Halbuki sivil toplumun tüm çeşitliliği, olanakları ve birikimiyle siyaset de dahil tüm karar vericilere eşit mesafede bir pozisyona ihtiyacı var. Son dönem özellikle merkezi yönetimin stratejisi sivil toplumun itibarsızlaştırılması konusunda önemli nüveler içeriyor. Böyle bir zamanda ise sivil toplumun erişebileceği tüm kanallarla kararı etkilemek için adım atması gerekiyor. Bunun yolu ise bir süredir yerel yönetimlerde görülüyor gibi. Halbuki yerel yönetimler geçiciliğiyle “ünlü”, elde edilen kazanımların sürekli mehteran usulü 2 adım ileri 1 adım geri yürütüldüğü bir yer. Bu yüzden de sivil toplumun daha kalıcı bir çözüme ve bunun için de siyasetin tüm aktörleriyle konuşacak bir kapasiteye ve motivasyona ihtiyacı var.
Peki Ben Kim Oluyorum?
5 yıldır (profesyonel olarak) sivil toplumun içerisindeyim. Öncesinde de öyleymişim aslında… Bunu anlamak için YADA’da biraz süre geçirmem gerekti. YADA’yla tanışmadan önce sivil toplum ve sivil toplum kuruluşları benim oldukça soğuk ve aktivizme uzak, araçsallaştırılmış kuruluşlardı. Hatta “proje yazıp para kazanmaktan başka derdi olmayan kişilerden oluşuyordu”. Bunun kısmen doğru olduğunu zaman içerisinde görme şansım oldu. Ama kısmen. Çünkü aslında sivil toplumu ve birikimini gördükçe, özellikle de yerel kuruluşların, enformel yapıların emeklerini, uzmanlıklarını, çabalarını gördükçe çok önemli bir değişim potansiyelini ve gücünü kaçırdığımı fark ettim. Son dönemde de bu değişim gücüne verdiğim önem arttı ve eski aktivist motivasyonlarım bana göz kırpmaya başladı.
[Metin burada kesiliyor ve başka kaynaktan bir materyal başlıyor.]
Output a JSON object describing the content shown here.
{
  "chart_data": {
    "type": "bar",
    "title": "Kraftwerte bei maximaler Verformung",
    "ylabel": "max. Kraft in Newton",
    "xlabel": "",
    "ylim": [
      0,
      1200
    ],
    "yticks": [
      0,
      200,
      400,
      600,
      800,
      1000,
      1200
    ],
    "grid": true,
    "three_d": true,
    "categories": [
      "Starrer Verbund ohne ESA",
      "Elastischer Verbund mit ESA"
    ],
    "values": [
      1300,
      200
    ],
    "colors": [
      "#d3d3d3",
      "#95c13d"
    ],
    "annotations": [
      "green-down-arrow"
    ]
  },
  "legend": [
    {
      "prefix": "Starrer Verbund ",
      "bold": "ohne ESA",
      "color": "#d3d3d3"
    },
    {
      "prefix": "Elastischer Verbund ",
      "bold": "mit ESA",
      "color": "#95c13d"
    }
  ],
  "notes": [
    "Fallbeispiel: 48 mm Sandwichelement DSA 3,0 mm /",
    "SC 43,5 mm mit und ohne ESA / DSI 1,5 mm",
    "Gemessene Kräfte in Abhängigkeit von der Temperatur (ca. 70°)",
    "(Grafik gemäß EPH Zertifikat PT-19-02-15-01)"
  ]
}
Tam da bu noktada bireysel bir “manifesto” yazma derdine düştüğümü söyleyebilirim. Ben, hala gençlik araştırmaları sınırlarına girebilen yeni bir sivil toplumcu olarak bir “sivil toplum aktivizmine” ihtiyaç duyduğumu hissediyorum. Sivil toplumun aktivizmle buluşmaya, tüm temaların, kategorik ayrımların üzerinde sivil topluma yönelik geniş bir bakışa sahip farklı arka planlardan ve uzmanlıklardan sivil toplumcuların bir araya gelmesine ve “yeni bir döneme” hazırlık yapmasına ihtiyaç var. Bu naif çağrıya kimler cevap verir bilmiyorum, ama böylesi bir çalışma olmadan kısa süre içerisinde sivil topluma dair ne konuşabiliriz onu da bilmiyorum. Vakit, sivil toplumun potansiyeline ve değişim gücüne inananlar olarak bir araya gelme vakti gibi, siz ne dersiniz?